Prof. LIU Shaoxuan and Collaborators Publish Paper in M&SOM-MANUFACTURING & SERVICE OPERATIONS MANAGEMENT
Professor Liu Shaoxuan from Antai's Management Science Department, along with collaborators Zhu, Feng; Wang, Rowan; and Wang, Zizhuo, have successfully published an academic paper in the internationally acclaimed journal of operations management, M&SOM-Manufacturing & Service Operations Management. The paper, titled “Assign-to-Seat: Dynamic Capacity Control for Selling High-Speed Train Tickets,” was featured in the May 2023 issue, Volume 25, Issue 3, on pages 921–938.
Abstract
Problem definition: We consider a revenue management problem that arises from the selling of high-speed train tickets in China. Compared with traditional network revenue management problems, the new feature of our problem is the assign-to-seat restriction. That is, each request, if accepted, must be assigned instantly to a single seat throughout the whole journey, and later adjustment is not allowed. When making decisions, the seller needs to track not only the total seat capacity available, but also the status of each seat. Methodology/results: We build a modified network revenue management model for this problem. First, we study a static problem in which all requests are given. Although the problem is NP-hard in general, we identify conditions for solvability in polynomial time and propose efficient approximation algorithms for general cases. We then introduce a bid-price control policy based on a novel maximal sequence principle. This policy accommodates nonlinearity in bid prices and, as a result, yields a more accurate approximation of the value function than a traditional bid-price control policy does. Finally, we combine a dynamic view of the maximal sequence with the static solution of a primal problem to propose a “re-solving a dynamic primal” policy that can achieve uniformly bounded revenue loss under mild assumptions. Numerical experiments using both synthetic and real data document the advantage of our proposed policies on resource-allocation efficiency. Managerial implications: The results of this study reveal connections between our problem and traditional network revenue management problems. Particularly, we demonstrate that by adaptively using our proposed methods, the impact of the assign-to-seat restriction becomes limited both in theory and practice.
About Professor Liu
Professor Liu Shaoxuan serves as a distinguished faculty member at Shanghai Jiao Tong University, where he also fulfills roles as the Executive Dean of the SJTU-BOC Institute of Technology & Finance and the Associate Dean of the Antai College of Economics and Management. He earned his PhD in Management from the University of California and has since concentrated his research endeavors in areas such as corporate supply chain management, operational strategy, data-driven operations management and innovation, technology finance, digital transformation, innovation, and transportation policy.
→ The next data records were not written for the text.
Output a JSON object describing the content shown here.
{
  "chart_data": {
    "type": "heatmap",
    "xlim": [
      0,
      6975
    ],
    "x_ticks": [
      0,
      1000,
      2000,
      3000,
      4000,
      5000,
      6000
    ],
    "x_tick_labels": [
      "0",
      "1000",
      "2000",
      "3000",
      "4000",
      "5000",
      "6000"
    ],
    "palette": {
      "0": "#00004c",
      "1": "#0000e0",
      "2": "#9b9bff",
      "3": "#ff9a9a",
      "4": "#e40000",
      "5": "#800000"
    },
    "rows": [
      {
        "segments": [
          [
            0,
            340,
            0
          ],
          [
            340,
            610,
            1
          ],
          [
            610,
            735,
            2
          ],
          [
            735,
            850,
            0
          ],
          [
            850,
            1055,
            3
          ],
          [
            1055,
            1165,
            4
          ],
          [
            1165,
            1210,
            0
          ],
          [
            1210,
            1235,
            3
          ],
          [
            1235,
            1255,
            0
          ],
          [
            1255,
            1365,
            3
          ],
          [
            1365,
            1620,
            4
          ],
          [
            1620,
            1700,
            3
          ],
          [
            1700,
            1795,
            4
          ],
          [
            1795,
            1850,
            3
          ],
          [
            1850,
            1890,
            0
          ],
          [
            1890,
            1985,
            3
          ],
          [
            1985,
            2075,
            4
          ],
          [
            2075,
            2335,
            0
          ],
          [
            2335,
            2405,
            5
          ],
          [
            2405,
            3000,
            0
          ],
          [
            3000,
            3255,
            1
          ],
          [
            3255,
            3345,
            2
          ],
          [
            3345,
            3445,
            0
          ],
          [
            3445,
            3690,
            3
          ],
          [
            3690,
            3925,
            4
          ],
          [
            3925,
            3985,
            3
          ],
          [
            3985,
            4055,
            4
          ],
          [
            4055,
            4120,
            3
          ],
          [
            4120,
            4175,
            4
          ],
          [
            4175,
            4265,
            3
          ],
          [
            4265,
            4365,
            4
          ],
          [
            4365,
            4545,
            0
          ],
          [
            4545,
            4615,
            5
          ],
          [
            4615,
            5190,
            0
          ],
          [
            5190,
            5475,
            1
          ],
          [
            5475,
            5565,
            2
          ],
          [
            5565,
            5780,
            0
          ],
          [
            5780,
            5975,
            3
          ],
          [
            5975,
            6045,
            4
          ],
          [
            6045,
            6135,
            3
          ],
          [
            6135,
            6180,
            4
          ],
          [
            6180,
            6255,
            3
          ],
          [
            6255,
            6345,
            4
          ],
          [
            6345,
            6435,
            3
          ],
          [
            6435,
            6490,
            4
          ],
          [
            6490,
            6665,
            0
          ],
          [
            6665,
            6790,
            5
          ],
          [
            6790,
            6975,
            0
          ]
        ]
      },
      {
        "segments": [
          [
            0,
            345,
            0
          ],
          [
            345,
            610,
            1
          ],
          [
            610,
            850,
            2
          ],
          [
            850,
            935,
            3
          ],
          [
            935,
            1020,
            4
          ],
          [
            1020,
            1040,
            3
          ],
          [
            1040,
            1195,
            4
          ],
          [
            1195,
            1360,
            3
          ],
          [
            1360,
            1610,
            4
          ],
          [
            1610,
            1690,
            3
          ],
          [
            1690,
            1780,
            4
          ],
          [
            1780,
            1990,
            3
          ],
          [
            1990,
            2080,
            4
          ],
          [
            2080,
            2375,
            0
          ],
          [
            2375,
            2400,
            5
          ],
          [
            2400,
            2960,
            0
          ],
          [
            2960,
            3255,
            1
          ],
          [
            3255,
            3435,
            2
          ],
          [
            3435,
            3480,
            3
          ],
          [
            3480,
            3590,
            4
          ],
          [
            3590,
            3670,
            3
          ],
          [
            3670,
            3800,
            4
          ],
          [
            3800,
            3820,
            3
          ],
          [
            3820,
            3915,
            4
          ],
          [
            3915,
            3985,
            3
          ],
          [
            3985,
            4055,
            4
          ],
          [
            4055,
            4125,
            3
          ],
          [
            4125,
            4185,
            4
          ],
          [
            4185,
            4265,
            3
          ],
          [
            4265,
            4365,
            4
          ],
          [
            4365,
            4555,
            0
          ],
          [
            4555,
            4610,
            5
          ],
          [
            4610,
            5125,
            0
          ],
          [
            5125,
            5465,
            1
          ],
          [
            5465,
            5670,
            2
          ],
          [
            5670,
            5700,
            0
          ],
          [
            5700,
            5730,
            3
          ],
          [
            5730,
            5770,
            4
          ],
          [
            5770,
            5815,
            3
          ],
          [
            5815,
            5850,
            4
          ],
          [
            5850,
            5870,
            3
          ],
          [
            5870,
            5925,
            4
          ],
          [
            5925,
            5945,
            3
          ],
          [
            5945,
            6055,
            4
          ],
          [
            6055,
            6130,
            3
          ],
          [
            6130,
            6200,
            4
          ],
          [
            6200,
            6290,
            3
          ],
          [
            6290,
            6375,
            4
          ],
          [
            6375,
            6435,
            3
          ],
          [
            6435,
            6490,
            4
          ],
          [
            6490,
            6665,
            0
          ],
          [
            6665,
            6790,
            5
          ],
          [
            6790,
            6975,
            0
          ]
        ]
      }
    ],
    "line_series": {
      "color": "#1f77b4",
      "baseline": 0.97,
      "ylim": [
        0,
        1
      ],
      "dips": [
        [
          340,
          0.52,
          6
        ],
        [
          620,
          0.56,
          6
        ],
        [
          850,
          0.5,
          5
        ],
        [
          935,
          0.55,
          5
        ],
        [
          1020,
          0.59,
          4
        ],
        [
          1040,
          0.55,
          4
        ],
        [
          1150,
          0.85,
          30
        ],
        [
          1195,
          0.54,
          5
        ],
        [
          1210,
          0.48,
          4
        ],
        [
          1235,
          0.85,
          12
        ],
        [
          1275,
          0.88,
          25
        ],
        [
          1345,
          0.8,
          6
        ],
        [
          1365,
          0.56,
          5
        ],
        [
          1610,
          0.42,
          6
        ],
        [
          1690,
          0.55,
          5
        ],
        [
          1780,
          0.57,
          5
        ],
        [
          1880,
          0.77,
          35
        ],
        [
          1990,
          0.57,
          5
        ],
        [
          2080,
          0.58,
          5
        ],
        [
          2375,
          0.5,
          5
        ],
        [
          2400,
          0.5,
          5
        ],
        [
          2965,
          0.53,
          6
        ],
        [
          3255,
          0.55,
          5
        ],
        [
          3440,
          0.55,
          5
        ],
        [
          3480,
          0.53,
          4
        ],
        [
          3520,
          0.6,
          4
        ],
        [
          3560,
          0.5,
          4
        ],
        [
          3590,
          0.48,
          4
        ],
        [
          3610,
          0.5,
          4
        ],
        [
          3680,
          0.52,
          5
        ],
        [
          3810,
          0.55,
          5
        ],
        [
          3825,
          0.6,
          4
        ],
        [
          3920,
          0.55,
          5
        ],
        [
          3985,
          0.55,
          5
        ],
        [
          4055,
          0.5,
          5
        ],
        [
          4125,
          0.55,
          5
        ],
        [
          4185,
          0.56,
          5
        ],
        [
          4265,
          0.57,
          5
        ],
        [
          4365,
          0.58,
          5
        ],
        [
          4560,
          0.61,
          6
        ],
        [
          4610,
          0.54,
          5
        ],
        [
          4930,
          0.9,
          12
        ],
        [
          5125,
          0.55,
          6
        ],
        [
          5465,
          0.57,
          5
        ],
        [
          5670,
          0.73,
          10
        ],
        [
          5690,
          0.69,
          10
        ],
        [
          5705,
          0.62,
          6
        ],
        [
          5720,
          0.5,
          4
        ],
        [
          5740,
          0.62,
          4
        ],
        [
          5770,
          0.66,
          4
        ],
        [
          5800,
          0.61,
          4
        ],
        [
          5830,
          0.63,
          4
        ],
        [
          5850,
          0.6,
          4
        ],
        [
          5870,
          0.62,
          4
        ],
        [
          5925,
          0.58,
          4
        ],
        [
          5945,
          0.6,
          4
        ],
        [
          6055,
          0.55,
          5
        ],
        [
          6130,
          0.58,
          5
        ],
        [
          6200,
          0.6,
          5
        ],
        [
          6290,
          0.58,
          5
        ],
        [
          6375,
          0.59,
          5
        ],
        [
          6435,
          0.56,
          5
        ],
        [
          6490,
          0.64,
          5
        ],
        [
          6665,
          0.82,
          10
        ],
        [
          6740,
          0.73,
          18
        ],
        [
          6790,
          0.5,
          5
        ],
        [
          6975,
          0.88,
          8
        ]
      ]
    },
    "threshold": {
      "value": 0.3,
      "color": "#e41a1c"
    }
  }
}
Professor Liu's academic contributions have been recognized and published in numerous prestigious international journals. He has spearheaded various projects sponsored by the National Natural Science Foundation of China, the Ministry of Education, other national ministries, local governments, and enterprises. As the lead of China’s first Technology Transfer Master’s program, he has demonstrated a profound commitment to education, teaching a variety of courses at the undergraduate, MBA, EMBA, and EE levels. His excellence in teaching has been acknowledged with several awards, including the second prize for National Teaching Achievement, the first prize for Teaching Achievement in Shanghai, and the first prize for Teaching Achievement at Shanghai Jiao Tong University.
Professor Liu's expertise mainly focuses on supply chain management, operations management, operational strategy, lean operations, digital transformation, innovation, and transportation policy, contributing significantly to both academia and industry.